Further online formats
Alongside the podcast series, there will be further online contribution such as a Zoom discussion between Khalil Muhammad and Mirjam Zadoff on June 18 (in cooperation with  the Amerikahaus Munich and the Bavarian American Academy), a writing workshop with Lena Gorelik, a live Zoom performance of the play "Haram" in cooperation with Schauburg Munich on June 29, and the online publication Europa Eiswetter by artist Sebastian Jung available from June 10.

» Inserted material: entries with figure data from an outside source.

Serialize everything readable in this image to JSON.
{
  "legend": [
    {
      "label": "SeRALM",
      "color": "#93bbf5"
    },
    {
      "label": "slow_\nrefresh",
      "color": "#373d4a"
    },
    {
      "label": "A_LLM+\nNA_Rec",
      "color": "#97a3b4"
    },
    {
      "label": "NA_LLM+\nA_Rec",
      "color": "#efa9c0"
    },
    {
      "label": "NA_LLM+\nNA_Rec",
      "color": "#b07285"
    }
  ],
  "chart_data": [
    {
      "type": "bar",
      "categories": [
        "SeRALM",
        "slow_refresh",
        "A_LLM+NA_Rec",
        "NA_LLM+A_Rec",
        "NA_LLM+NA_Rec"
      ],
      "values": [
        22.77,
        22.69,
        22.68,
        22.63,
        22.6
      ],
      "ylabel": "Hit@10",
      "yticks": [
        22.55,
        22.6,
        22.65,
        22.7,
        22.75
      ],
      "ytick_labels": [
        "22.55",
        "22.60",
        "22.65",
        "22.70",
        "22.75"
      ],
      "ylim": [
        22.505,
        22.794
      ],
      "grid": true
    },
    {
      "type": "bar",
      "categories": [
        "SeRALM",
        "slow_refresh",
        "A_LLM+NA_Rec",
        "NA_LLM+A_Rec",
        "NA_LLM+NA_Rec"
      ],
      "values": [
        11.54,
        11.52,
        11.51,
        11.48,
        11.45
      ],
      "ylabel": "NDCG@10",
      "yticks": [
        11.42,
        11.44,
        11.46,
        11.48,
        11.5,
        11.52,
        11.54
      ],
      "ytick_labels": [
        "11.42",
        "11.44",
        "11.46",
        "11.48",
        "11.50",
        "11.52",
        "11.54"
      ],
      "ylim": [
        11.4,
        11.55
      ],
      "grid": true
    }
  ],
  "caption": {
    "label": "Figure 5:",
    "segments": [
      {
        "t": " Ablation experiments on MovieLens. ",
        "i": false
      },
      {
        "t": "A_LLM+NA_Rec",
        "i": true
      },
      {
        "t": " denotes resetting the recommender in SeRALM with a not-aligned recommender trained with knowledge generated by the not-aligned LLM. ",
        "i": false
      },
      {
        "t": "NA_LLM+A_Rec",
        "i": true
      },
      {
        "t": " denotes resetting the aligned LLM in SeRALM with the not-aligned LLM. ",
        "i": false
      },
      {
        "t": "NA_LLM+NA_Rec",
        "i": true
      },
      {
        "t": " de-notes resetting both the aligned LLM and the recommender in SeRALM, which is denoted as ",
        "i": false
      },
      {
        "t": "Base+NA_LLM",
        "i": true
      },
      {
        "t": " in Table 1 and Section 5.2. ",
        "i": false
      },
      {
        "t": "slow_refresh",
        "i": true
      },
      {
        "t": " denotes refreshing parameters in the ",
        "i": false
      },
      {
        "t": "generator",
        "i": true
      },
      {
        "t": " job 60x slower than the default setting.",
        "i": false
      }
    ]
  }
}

Exhibition openings as part of Tell me about yesterday tomorrow
An exhibition highlighting the life and work of artist Harald Pickert (1901–1983), who survived six years of internment in concentration camps, will be presented at the Zentralinstitut für Kunstgeschichte from June 2 through July 29. Based on his observations of the trial of the National Socialist Underground (NSU) before the Higher Regional Court of Munich Sebastian Jung designed a relief for the façade of the court building which will be presented to the public in late June 2020.

Outlook for 2021
In the summer of 2021, the Assembly program will be continued in public space for which the forecourt of the Munich Documentation Centre will become a platform for discussion, performance, and musical and cinematic contributions. An outdoor structure that serves as a stage, discussion forum, and place to spend time will be created specifically for the program.

The Digital Assembly takes place in cooperation with the Federal Agency for Civic Education. Tell me about yesterday tomorrow is funded by the German Federal Cultural Foundation. The project is part of the culture program related to Canada’s Guest of Honour presentation at the Frankfurt Book Fair in 2020. We acknowledge the support of the Canada Council for the Arts and the Government of Canada.